The two books that took me down this path is Radical by David Platt and Onward: Engaging the Culture without Losing the Gospel by Russell Moore. As a Christian what I saw in my part of the world was not the same Gospel I read in the Bible, and these two books opened my eyes even more. Then they led me into Strength to Love by MLK and more of his work that outlined his fight both against racism and for justice. Which continued to open up even more authors including all the ones I finished below which touch on social issues, politics, and religion:
- Between the World and Me by Ta-Nehisi Coates.

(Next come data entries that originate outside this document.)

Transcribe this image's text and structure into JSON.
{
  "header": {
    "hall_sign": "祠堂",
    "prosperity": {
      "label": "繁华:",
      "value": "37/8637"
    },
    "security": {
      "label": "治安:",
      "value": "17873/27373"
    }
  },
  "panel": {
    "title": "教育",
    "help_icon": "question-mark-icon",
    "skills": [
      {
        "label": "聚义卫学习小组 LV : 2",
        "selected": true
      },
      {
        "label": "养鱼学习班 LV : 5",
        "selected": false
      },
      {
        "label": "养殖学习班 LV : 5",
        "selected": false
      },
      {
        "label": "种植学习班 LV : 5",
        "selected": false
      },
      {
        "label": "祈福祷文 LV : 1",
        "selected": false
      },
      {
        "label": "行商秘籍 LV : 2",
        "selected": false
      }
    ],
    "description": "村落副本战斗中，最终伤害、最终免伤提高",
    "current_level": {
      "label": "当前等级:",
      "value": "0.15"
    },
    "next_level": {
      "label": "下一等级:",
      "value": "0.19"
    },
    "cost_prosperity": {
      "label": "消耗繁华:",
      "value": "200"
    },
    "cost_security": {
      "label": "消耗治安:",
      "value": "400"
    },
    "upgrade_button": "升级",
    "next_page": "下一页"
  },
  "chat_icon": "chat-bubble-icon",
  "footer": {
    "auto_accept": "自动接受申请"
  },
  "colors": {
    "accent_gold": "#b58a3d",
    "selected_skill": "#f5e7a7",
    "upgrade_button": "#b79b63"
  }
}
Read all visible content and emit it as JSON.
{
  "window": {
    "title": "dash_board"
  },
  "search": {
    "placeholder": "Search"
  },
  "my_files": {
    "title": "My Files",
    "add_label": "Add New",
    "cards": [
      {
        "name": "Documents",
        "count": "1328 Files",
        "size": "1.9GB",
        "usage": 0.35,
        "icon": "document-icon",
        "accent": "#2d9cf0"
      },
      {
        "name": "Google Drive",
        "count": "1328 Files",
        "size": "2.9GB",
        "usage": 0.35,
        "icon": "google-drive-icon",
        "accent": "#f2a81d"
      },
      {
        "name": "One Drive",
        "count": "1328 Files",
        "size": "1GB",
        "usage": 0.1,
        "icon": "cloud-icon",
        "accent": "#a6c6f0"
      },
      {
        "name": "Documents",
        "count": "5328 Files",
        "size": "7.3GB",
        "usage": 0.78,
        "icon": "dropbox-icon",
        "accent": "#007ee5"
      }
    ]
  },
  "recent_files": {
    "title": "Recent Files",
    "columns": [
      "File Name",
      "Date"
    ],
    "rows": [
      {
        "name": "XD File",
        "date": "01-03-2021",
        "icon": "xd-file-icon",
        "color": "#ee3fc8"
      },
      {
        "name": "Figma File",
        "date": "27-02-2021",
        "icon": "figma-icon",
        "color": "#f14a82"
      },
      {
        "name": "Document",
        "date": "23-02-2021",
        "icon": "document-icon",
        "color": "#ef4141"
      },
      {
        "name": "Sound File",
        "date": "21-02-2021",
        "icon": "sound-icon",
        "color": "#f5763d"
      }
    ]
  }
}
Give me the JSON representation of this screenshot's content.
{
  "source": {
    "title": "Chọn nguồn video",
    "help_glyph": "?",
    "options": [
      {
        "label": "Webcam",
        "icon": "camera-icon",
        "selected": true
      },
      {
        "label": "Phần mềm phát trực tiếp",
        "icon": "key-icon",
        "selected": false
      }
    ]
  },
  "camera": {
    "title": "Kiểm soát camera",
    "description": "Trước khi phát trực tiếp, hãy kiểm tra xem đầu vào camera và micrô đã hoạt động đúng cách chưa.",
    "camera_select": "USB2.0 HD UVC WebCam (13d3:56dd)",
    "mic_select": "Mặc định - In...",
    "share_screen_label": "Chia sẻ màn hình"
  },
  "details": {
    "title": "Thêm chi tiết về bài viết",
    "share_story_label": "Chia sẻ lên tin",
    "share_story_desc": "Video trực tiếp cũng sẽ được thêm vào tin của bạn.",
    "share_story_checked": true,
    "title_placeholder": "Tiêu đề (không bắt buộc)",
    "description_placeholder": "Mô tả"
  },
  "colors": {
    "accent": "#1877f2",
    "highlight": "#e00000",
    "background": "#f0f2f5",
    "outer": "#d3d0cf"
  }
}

- Hillbilly Elegy: A Memoir of a Family and Culture in Crisis by J. Vance
- Born a Crime: Stories from a South African Childhood by Trevor Noah
- The Fractured Republic: Renewing Americas Social Contract in the Age of Individualism by Yuval Levin
- The Righteous Mind: Why Good People Are Divided by Politics and Religion by Jonathan Haidt
Even after reading all these I still struggle to make sense of the world, I think we as a country need a stronger middle away from the crazy fringes of both left and right. One thing I have learned though is people do not want to challenge their own beliefs. Keep your head down, parrot the talking heads from your side and don’t think for yourself, otherwise keep it to yourself or expect ridicule.
Biographies / History
I’ve always enjoyed reading and learning about history but this year I slacked off in this category and only read the following three:
- Alexander Hamilton by Ron Chernow
- John Adams by David McCullough
- George Washington’s Secret Six: The Spy Ring That Saved the American Revolution by Brian Kilmeade & Don Yaeger
Out of these I think I enjoyed Hamilton most just because I got to see the musical which was based on the book. I’ve yet to watch the John Adams mini-series but I’m assuming it’s really good as well.
Next year I hope to continue this trend and explore more classics that I should have read years ago but haven’t.